The best flour for yeast depends on what you're baking:

For bread:

* High-protein flour (bread flour) is best for yeast breads because it has a higher gluten content, which creates a strong and chewy texture. It's typically around 12-14% protein.

* All-purpose flour is a good alternative for yeast breads, although it may not produce as strong a texture. It has a protein content of 10-12%.

* Whole wheat flour can be used in yeast breads, but it will result in a denser and heavier texture. It has a lower protein content but a higher fiber content.

For other yeast-leavened baked goods:

* Cake flour has a lower protein content and is best used for delicate cakes and pastries that don't require a strong gluten structure.
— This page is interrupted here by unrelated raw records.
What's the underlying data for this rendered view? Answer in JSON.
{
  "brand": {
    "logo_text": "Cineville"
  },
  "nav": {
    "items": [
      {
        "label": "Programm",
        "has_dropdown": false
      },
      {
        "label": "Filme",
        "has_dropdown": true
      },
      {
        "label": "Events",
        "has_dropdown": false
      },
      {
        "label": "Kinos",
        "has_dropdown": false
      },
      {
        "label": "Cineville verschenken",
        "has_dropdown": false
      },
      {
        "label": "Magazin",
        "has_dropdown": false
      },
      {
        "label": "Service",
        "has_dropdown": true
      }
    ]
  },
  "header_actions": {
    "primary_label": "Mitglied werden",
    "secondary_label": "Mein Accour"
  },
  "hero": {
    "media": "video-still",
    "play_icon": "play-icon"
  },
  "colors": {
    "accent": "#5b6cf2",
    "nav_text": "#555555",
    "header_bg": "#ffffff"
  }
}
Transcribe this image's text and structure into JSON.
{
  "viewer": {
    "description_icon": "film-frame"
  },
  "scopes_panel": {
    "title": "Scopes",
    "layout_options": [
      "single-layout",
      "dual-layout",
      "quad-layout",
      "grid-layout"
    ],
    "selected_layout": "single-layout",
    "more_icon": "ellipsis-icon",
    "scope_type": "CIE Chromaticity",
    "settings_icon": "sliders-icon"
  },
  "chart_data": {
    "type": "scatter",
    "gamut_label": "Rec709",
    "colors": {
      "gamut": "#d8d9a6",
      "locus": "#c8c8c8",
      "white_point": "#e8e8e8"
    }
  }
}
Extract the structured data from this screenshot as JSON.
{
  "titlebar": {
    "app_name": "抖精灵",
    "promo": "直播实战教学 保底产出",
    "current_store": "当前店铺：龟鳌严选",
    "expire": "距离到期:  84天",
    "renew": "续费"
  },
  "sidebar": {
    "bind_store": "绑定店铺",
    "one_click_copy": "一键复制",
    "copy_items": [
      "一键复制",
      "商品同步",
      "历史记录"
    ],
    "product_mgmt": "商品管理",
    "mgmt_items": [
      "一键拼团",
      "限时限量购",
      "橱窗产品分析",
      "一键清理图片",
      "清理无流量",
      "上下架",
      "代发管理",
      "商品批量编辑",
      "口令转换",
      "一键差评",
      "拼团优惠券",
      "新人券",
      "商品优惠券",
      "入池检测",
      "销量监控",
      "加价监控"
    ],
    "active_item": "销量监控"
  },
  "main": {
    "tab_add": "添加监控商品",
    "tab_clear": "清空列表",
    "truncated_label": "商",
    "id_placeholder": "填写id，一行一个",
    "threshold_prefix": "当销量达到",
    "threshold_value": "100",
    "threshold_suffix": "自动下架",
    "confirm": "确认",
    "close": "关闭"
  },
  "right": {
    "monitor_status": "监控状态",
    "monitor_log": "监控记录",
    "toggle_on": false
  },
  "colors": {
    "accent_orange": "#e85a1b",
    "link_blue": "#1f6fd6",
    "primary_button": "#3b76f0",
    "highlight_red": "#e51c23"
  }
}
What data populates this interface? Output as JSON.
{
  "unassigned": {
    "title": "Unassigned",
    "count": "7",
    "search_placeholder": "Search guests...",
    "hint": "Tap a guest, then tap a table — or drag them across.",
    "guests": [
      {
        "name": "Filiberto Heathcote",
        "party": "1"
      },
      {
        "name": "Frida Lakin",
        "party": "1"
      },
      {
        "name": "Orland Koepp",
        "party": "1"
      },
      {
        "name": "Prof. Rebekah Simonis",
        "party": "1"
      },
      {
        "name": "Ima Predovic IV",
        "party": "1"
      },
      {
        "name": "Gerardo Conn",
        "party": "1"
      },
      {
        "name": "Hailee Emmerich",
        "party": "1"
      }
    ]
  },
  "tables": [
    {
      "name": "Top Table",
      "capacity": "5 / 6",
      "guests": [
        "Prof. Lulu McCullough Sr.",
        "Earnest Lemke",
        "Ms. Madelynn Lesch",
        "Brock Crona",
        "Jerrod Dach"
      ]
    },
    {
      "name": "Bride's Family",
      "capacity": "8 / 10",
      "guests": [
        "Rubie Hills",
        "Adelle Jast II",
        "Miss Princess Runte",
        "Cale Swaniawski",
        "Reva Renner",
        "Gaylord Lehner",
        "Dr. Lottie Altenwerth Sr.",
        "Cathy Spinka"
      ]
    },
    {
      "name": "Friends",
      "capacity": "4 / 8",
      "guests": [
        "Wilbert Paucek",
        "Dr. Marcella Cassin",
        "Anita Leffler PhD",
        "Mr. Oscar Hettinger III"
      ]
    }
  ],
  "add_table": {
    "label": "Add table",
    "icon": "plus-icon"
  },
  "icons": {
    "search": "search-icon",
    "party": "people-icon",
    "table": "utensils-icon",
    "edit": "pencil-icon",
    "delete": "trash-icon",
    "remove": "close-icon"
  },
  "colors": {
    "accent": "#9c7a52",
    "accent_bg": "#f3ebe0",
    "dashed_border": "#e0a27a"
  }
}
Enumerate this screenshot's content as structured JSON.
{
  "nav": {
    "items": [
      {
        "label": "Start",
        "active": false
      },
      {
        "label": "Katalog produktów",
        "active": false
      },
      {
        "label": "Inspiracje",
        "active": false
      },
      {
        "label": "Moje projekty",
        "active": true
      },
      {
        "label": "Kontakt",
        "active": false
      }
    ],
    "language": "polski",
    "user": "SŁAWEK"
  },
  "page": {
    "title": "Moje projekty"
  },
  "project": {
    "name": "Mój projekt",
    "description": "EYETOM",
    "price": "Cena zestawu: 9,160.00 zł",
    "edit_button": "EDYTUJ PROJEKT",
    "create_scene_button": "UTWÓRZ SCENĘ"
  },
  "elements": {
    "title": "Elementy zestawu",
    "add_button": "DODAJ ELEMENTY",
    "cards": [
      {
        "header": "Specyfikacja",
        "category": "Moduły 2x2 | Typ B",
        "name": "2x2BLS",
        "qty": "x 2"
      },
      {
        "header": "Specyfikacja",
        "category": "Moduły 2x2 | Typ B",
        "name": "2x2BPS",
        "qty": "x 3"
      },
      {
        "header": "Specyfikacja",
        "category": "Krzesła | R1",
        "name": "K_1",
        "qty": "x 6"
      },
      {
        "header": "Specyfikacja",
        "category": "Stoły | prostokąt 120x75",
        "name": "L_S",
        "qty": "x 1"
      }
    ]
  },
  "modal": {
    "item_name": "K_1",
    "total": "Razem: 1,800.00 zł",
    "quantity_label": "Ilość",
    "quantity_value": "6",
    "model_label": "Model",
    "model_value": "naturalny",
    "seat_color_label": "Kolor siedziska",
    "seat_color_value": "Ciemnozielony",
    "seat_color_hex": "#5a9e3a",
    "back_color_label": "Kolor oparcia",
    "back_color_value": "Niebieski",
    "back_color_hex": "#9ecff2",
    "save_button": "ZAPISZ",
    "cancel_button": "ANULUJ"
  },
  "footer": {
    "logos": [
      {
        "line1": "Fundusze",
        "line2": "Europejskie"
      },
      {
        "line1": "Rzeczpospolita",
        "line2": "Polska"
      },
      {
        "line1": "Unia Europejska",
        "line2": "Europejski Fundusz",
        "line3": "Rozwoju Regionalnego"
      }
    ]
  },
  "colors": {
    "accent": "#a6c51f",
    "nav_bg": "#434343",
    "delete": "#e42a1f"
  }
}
* All-purpose flour is generally suitable for most other yeast-leavened recipes, such as biscuits, scones, and pizza dough.

Here's a quick summary:

| Flour type | Protein Content | Best for: |

|---|---|---|

| Bread flour | 12-14% | Yeast breads that need a chewy texture |

| All-purpose flour | 10-12% | Most yeast breads, pastries, and biscuits |

| Whole wheat flour | Lower protein content, high fiber | Yeast breads with a denser texture |

| Cake flour | Low protein content | Delicate cakes and pastries |

Important Note: If you're unsure which flour to use, it's always a good idea to consult the specific recipe you're following.